Prof. Nickel heuerte daraufhin die Herren Dr. Wettstein und Dr. Brockhaus aus dem Bereich Steinbuch an. Sie sollten ein Multiuser-Betriebssystem für die X8 entwickeln. Herr Berger aus dem Bereich Steinbuch kam ohnehin ans Rechenzentrum. Im Oktober/November 1966 wurde die X8 ausgeliefert und im Keller des Mathematikgebäudes aufgestellt.

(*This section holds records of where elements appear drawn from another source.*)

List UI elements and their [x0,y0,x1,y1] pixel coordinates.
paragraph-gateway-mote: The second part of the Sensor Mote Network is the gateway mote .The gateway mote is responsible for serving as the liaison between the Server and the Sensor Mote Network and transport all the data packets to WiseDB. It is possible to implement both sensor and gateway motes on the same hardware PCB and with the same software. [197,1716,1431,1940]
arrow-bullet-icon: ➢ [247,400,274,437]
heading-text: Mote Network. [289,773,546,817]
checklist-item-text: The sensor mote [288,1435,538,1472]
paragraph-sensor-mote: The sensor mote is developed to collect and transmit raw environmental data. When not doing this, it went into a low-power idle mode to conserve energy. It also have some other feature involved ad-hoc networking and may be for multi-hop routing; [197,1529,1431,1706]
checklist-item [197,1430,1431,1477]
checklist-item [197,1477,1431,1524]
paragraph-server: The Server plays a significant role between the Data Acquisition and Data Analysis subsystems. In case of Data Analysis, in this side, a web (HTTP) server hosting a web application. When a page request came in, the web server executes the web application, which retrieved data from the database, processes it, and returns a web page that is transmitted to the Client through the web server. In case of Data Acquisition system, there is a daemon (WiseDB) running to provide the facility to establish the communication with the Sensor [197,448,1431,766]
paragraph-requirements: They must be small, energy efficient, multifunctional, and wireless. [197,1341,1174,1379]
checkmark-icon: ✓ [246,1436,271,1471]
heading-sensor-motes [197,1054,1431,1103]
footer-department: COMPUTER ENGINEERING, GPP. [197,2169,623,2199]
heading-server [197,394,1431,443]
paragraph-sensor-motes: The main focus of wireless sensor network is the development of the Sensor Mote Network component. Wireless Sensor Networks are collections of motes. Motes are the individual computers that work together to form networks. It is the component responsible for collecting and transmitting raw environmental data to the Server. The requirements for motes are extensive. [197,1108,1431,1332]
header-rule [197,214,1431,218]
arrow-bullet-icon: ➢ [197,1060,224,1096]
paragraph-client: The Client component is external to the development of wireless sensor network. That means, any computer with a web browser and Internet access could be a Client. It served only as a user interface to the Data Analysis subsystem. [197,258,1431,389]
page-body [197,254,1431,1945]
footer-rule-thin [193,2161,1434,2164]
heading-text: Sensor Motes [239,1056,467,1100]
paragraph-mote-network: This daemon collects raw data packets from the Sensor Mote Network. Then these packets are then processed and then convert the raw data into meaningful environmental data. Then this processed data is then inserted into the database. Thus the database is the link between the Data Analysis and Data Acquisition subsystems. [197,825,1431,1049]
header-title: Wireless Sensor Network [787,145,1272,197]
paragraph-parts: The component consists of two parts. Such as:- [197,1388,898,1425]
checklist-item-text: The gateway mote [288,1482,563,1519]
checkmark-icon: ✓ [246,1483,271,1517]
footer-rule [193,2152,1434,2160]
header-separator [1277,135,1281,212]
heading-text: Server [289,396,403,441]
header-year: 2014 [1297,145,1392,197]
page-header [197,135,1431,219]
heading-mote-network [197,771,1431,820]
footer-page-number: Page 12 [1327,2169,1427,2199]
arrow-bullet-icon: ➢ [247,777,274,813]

Ende 1969 hat Herr Wettstein das Hydra-Betriebssystem für die X8 zur allgemeinen Benutzung freigegeben, Das System arbeitete sehr überzeugend. Man hätte damals bis zu 32 Fernschreiber an die X8 anschließen können. An jedem Fernschreiber konnte ein Benutzer sein Programm erstellen, übersetzen, Fehler korrigieren und rechnen lassen. Die Ergebnisse wurden am selben Fernschreiber ausgegeben. Jeder Benutzer hatte also den Eindruck, einen eigenen Rechner zu besitzen.

Ich habe damals die Firma Elektrologica aufgesucht und vorgeschlagen, die X8 in neuer Technologie noch einmal herauszubringen und mit dem Wettstein’schen Betriebssystem zu vermarkten. Es wäre ein wunderbarer Ausbildungsrechner gewesen. Man zeigte sich durchaus an dem Vorschlag interessiert. Bald danach wurde Elektrologica aber von Philips aufgekauft, und die hatten ganz andere Pläne.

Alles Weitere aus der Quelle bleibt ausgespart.